Le trafic aéronautique est différent du trafic de routier. Dans le domaine aéronautique, un train d'atterrissage peut transmettre plus de 900 kN(par exemple. B747 - 400), avec une pression pneumatique standard de 1, 25 MPa, mais qui peuvent atteindre 1,5 même 1, 6 MPa.
Dans le domaine aéronautique, la vitesse globale dépend des parties distribuées de travail - constant et faible sur une route, elle est sans interruption sur une piste d’aéroport. Il est donc nécessaire de faire décoller rapidement à un avion à Montréal comme à Paris ou à Madrid.
La fréquence des chargements diffère également. Quelques centaines pour une piste aéronautique fortement utilisé.
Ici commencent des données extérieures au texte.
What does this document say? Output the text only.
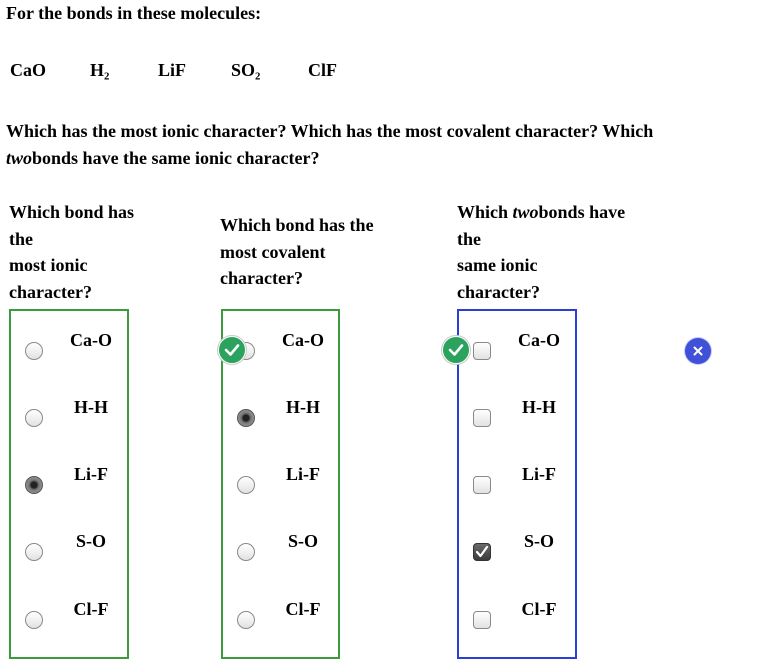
For the bonds in these molecules:
CaO H₂	LiF SO₂	ClF
Which has the most ionic character? Which has the most covalent character? Which
twobonds have the same ionic character?
Which bond has
the
most ionic
character?
Which bond has the
most covalent
character?
Which twobonds have
the
same ionic
character?
Ca-O
H-H
Li-F
S-O
Cl-F
Ca-O
H-H
Li-F
S-O
Cl-F
Ca-O
H-H
Li-F
S-O
Cl-F
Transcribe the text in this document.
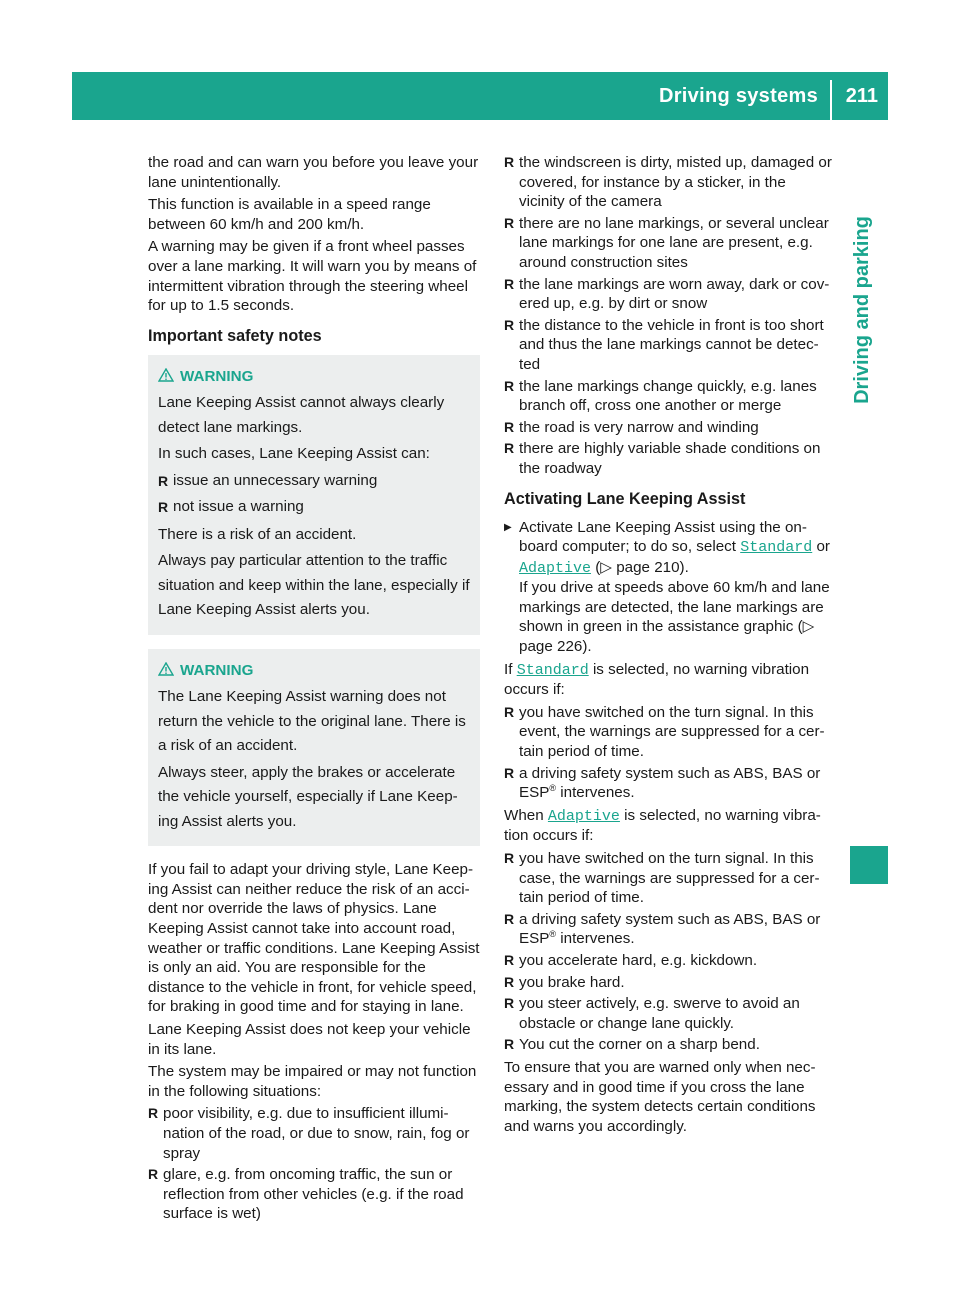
Driving systems 211
Driving and parking

the road and can warn you before you leave your lane unintentionally.

This function is available in a speed range between 60 km/h and 200 km/h.

A warning may be given if a front wheel passes over a lane marking. It will warn you by means of intermittent vibration through the steering wheel for up to 1.5 seconds.

Important safety notes
WARNING

Lane Keeping Assist cannot always clearly detect lane markings.

In such cases, Lane Keeping Assist can:

R issue an unnecessary warning
R not issue a warning

There is a risk of an accident.

Always pay particular attention to the traffic situation and keep within the lane, especially if Lane Keeping Assist alerts you.

WARNING

The Lane Keeping Assist warning does not return the vehicle to the original lane. There is a risk of an accident.

Always steer, apply the brakes or accelerate the vehicle yourself, especially if Lane Keep-ing Assist alerts you.

If you fail to adapt your driving style, Lane Keep-ing Assist can neither reduce the risk of an acci-dent nor override the laws of physics. Lane Keeping Assist cannot take into account road, weather or traffic conditions. Lane Keeping Assist is only an aid. You are responsible for the distance to the vehicle in front, for vehicle speed, for braking in good time and for staying in lane.

Lane Keeping Assist does not keep your vehicle in its lane.

The system may be impaired or may not function in the following situations:

R poor visibility, e.g. due to insufficient illumi-nation of the road, or due to snow, rain, fog or spray
R glare, e.g. from oncoming traffic, the sun or reflection from other vehicles (e.g. if the road surface is wet)
R the windscreen is dirty, misted up, damaged or covered, for instance by a sticker, in the vicinity of the camera
R there are no lane markings, or several unclear lane markings for one lane are present, e.g. around construction sites
R the lane markings are worn away, dark or cov-ered up, e.g. by dirt or snow
R the distance to the vehicle in front is too short and thus the lane markings cannot be detec-ted
R the lane markings change quickly, e.g. lanes branch off, cross one another or merge
R the road is very narrow and winding
R there are highly variable shade conditions on the roadway
Activating Lane Keeping Assist
▶ Activate Lane Keeping Assist using the on-board computer; to do so, select Standard or Adaptive (▷ page 210).
If you drive at speeds above 60 km/h and lane markings are detected, the lane markings are shown in green in the assistance graphic (▷ page 226).

If Standard is selected, no warning vibration occurs if:

R you have switched on the turn signal. In this event, the warnings are suppressed for a cer-tain period of time.
R a driving safety system such as ABS, BAS or ESP® intervenes.

When Adaptive is selected, no warning vibra-tion occurs if:

R you have switched on the turn signal. In this case, the warnings are suppressed for a cer-tain period of time.
R a driving safety system such as ABS, BAS or ESP® intervenes.
R you accelerate hard, e.g. kickdown.
R you brake hard.
R you steer actively, e.g. swerve to avoid an obstacle or change lane quickly.
R You cut the corner on a sharp bend.

To ensure that you are warned only when nec-essary and in good time if you cross the lane marking, the system detects certain conditions and warns you accordingly.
Il devrait également être pris en compte les agressions des tracteurs d’avions. Sur les zones de parking, il est nécessaire d’avoir des sols résistant aux carburant et huiles des réacteurs
RÉSISTANCE AU GLISSEMENT DES PNEUMATIQUE/CHAUSSÉES
L'avion doit pouvoir se servir du contact pneumatique/piste pendant des virages (sur des dégagements à grande vitesse) et pendant le freinage. Sur la piste, cependant, la décélération est jusqu' à un certain degré, réalisé en renversant la poussée des jets moteurs - la contribution du freinage par roue est marginale et, utilisé par exemple, afin d'éviter de rater le Dégagements à Grande Vitesse (DGV) le plus proche (excepté dans le cas quand il est nécessaire de freiner pour interrompre un décollage en cas d'urgence). En plus de ceci nous devons considérer les phénomènes spécifiques qui se produisent quand un avion atterrit : Pendant la phase d'approche, en raison d'une composante transversale variable du vent, les avions avancent en crabe. Pendant l’atterrissage, l'avion doit « dé-craber » afin de s'assurer que ses roues soient parallèles à la piste. Cependant, cette manœuvre force l'avion à se décaler sur la longueur. Le coefficient de force de décalage est alors très important sur la zone de cible : le premier tiers de la piste.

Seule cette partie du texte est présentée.